I’ve had great difficulty summing up my core beliefs, even with suggestions from friends and family members. Eventually, it occurred to me that I was having so much trouble because I don’t believe very deeply in anything. Several times throughout my life I’ve had what I thought were basic, strongly held beliefs shaken by events. Each time I’ve altered my beliefs to adjust to circumstances I couldn’t control, only to start all over again a few years later.

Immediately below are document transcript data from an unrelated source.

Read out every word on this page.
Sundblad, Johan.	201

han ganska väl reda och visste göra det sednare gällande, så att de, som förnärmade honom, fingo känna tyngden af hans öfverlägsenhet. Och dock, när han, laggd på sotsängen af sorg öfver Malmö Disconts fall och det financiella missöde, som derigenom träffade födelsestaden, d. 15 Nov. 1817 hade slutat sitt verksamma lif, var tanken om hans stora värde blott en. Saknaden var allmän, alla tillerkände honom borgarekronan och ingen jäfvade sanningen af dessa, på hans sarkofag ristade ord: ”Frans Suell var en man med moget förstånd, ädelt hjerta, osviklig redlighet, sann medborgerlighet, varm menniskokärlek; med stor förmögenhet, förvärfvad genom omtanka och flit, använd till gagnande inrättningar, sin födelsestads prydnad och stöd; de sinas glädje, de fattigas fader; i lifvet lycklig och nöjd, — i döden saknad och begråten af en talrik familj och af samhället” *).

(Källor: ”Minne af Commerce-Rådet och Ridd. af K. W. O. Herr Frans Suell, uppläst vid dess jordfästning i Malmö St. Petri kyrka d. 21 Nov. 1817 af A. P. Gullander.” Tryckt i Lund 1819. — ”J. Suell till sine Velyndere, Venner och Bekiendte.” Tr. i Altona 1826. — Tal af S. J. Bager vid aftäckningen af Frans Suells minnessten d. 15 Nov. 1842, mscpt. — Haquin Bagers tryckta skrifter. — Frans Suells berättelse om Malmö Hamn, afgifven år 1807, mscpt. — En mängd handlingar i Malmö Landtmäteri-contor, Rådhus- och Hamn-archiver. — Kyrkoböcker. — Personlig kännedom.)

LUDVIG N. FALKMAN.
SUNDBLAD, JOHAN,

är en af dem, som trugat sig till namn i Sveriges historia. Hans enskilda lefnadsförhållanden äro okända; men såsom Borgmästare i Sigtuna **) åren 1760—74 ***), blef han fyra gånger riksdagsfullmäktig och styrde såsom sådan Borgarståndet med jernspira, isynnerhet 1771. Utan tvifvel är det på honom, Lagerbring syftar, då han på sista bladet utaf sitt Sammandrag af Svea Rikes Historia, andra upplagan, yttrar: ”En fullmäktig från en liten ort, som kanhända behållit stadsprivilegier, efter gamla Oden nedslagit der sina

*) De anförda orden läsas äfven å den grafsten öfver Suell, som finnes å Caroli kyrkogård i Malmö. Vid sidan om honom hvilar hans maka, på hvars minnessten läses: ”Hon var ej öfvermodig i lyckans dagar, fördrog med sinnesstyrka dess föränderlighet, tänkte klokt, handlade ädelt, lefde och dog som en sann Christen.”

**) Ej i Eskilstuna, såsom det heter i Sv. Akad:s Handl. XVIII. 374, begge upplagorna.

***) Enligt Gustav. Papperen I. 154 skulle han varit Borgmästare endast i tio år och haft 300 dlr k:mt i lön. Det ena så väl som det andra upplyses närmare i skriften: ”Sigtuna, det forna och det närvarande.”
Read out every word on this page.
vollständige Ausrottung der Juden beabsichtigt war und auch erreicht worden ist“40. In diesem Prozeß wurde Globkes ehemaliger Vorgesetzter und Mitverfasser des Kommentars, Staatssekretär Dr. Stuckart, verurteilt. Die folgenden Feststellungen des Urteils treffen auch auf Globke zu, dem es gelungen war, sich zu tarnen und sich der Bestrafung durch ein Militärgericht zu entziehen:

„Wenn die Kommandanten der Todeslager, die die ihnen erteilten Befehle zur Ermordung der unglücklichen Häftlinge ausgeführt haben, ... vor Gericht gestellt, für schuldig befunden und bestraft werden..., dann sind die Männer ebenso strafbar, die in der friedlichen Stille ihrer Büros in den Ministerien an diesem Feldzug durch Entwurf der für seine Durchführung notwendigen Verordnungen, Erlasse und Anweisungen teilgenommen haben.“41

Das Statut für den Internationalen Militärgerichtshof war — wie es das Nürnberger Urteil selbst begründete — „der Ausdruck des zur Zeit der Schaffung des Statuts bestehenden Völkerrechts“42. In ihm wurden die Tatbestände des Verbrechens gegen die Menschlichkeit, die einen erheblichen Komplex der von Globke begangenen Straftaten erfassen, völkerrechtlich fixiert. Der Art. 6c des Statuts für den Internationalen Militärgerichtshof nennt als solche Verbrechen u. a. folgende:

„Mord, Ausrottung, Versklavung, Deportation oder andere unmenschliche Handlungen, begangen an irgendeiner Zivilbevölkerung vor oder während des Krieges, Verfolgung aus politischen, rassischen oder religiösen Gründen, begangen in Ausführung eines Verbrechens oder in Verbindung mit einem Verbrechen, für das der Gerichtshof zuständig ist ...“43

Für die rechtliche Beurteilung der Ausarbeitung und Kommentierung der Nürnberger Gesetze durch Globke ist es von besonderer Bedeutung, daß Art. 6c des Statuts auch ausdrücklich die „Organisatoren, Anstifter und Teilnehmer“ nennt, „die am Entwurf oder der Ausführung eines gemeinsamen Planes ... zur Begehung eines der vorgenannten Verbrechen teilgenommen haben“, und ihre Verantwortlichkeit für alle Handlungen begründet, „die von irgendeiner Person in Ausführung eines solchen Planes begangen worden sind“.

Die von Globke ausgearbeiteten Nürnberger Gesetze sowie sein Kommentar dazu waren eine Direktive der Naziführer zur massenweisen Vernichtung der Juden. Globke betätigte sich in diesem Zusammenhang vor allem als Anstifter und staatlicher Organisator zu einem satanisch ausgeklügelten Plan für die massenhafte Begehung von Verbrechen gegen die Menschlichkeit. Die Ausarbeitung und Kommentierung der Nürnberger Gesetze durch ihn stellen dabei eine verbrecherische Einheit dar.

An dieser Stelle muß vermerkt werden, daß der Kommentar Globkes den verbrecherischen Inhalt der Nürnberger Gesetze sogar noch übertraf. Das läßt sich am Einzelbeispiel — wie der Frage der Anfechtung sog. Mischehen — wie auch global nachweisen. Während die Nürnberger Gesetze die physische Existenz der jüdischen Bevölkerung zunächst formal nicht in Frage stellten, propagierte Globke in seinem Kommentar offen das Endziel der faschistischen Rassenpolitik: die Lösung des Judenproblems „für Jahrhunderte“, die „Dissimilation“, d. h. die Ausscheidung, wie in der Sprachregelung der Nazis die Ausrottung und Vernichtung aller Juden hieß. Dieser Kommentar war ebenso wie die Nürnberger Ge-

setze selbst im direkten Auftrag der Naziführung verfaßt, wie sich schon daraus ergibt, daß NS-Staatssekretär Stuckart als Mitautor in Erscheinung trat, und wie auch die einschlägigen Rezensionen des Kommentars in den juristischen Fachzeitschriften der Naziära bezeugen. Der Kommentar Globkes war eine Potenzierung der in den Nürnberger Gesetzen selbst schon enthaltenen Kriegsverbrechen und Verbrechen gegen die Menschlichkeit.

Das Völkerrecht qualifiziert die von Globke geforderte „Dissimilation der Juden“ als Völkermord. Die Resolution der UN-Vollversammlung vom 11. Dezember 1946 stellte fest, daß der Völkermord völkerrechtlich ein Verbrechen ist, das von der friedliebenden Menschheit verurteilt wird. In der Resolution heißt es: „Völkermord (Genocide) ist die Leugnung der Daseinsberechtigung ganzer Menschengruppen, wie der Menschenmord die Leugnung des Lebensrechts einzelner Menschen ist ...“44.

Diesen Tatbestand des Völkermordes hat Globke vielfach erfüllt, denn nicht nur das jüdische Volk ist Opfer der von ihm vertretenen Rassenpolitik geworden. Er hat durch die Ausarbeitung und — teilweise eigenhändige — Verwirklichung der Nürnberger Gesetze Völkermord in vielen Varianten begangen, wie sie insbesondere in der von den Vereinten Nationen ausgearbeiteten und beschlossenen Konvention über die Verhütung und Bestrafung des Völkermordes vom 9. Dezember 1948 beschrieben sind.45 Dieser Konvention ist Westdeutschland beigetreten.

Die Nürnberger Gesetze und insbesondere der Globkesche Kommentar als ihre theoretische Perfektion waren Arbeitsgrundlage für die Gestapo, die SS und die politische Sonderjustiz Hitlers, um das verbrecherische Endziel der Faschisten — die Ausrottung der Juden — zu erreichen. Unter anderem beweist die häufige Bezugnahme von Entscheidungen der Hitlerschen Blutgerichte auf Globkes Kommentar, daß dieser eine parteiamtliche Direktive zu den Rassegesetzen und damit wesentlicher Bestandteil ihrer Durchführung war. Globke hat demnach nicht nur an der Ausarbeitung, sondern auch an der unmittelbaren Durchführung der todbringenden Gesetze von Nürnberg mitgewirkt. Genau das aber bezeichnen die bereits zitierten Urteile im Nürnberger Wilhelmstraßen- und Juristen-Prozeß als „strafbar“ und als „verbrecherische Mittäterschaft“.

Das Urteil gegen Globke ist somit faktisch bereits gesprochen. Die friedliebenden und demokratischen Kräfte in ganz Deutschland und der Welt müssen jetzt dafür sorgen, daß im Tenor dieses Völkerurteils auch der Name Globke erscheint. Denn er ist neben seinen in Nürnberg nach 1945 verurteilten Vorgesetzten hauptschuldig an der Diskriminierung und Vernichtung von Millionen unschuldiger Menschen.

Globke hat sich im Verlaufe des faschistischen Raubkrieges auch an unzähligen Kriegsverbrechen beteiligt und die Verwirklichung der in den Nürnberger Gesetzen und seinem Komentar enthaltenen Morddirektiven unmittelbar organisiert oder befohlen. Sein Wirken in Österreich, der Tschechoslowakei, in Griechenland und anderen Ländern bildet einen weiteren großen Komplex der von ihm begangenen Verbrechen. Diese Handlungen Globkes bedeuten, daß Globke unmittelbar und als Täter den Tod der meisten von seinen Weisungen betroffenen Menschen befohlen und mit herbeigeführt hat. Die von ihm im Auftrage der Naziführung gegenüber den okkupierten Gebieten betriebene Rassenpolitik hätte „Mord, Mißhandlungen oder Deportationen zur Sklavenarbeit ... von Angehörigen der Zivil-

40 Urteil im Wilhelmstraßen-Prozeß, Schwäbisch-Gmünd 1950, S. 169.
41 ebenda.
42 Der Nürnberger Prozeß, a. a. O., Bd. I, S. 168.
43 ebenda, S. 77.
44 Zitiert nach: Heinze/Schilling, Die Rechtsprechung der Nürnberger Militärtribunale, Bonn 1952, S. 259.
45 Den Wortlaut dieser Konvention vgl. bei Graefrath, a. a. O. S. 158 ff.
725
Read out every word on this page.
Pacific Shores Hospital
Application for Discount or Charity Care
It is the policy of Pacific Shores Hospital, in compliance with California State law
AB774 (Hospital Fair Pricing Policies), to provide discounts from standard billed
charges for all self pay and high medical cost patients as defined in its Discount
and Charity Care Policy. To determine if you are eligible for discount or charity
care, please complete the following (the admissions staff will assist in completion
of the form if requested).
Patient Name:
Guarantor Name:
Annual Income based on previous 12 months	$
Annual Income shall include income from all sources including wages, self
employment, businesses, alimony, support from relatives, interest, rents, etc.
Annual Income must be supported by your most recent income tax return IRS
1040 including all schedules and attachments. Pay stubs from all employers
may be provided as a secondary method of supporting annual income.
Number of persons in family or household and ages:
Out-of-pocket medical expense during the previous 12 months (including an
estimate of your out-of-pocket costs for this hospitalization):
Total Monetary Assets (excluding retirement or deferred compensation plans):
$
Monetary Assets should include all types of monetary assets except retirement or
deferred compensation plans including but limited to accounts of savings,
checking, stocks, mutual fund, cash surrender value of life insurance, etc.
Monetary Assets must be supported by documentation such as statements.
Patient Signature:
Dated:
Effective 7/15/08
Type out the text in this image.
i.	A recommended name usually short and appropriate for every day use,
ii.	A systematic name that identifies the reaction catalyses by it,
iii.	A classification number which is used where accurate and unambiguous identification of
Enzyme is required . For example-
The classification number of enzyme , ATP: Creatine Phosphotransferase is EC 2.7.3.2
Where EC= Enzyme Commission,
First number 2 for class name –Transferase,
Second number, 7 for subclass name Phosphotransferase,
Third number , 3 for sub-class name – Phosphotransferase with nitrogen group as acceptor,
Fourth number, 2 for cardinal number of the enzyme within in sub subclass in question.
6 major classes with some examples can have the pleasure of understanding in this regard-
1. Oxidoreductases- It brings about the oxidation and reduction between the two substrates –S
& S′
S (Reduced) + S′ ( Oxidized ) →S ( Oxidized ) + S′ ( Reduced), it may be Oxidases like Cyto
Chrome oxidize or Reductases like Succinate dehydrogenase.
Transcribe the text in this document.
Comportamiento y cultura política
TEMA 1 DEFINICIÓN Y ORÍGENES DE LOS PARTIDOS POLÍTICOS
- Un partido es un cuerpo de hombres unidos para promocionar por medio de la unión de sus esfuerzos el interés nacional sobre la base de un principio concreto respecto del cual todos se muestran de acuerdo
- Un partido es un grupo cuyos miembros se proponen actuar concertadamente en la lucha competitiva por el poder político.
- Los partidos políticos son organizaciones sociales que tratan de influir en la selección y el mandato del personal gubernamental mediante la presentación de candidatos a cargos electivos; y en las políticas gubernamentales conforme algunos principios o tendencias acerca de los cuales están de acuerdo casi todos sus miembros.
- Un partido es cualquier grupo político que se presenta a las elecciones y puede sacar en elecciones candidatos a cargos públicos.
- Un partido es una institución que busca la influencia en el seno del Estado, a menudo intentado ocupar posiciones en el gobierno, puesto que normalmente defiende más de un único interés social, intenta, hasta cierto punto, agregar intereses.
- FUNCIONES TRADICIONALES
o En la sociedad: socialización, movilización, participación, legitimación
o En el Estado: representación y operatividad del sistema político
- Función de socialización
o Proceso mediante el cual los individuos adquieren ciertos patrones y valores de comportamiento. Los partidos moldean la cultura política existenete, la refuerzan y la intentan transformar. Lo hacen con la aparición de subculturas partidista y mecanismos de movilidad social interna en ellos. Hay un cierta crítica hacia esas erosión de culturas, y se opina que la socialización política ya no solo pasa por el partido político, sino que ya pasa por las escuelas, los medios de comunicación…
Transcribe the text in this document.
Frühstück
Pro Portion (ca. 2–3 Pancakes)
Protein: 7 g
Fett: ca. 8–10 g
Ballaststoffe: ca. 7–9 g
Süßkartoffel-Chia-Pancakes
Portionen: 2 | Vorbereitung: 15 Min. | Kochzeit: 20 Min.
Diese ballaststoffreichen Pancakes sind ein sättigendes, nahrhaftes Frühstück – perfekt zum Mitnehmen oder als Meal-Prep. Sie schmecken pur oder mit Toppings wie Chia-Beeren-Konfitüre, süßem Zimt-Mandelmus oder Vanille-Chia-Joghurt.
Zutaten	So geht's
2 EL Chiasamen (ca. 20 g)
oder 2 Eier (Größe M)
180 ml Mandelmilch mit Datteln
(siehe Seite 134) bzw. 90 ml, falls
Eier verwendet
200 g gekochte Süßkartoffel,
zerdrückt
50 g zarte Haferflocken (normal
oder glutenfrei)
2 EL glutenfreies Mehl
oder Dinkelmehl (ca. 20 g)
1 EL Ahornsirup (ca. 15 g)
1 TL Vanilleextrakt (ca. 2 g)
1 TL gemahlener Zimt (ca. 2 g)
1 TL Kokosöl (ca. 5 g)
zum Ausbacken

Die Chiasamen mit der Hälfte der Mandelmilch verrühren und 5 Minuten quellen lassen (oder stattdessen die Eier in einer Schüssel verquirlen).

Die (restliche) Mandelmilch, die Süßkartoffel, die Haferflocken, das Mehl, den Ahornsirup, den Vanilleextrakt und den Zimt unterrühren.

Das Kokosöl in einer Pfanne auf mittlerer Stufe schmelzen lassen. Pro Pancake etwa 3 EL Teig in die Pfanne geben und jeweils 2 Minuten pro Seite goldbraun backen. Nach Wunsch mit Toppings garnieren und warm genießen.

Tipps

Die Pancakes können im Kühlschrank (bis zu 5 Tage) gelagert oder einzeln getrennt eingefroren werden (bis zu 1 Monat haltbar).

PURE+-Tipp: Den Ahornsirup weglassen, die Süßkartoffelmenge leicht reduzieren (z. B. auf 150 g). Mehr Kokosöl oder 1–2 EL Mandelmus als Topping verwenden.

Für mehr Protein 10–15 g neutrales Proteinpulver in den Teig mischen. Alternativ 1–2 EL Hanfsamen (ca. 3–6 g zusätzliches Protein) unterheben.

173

The biggest shock came to my childhood belief that my family was the most important thing in my life — a guide of how to behave and the one element that I could rely on in tough times. That ended when my uncle betrayed my trust and changed the way I thought about my family forever. I was still young but I was able to understand everything that was going on. My uncle committed adultery and as a result my family was torn apart. I had always had great respect for my uncle, but it seemed virtually impossible to continue to respect a man who committed such shameless acts. What made things even harder was the fact that my own parents seemed to be supporting him instead of punishing him. My three cousins were most affected by his actions, and the devotion I felt toward them sent me into a whirlwind of emotions. I was torn between my desire to honor to my family or adhere to moral principles I’d been taught. The conflict left me confused and indecisive. In retrospect, it would have been easy to side with my family and avoid hurting someone I’d been very close to for many years. This was a situation where if I based my actions on my original set of beliefs — in my family — I would have been letting myself down. The hard part came when I had to admit to myself that perhaps family doesn’t always come first. I chose to openly express the hurt and anger I felt towards my uncle, and thereby risked loosing a relationship that had been very important to me.
This wasn’t the last time that I changed a core set of beliefs, in my schoolwork and even in myself. These experiences have led me to the reluctant conclusion that a person, no matter what his or her most basic beliefs, needs to leave room for circumstances that can’t be controlled. Situations change, often dramatically, and sometimes from one day to the next, which makes it dangerous to adopt a set of unalterable beliefs. Perhaps it’s not that I don’t believe in anything, rather that I believe in adapting to the twists and turns of life. I’m most comfortable approaching every situation with an open mind. It seems liberating to me. The challenge of writing this essay showed me it may well be possible to believe in nothing and everything at the same time.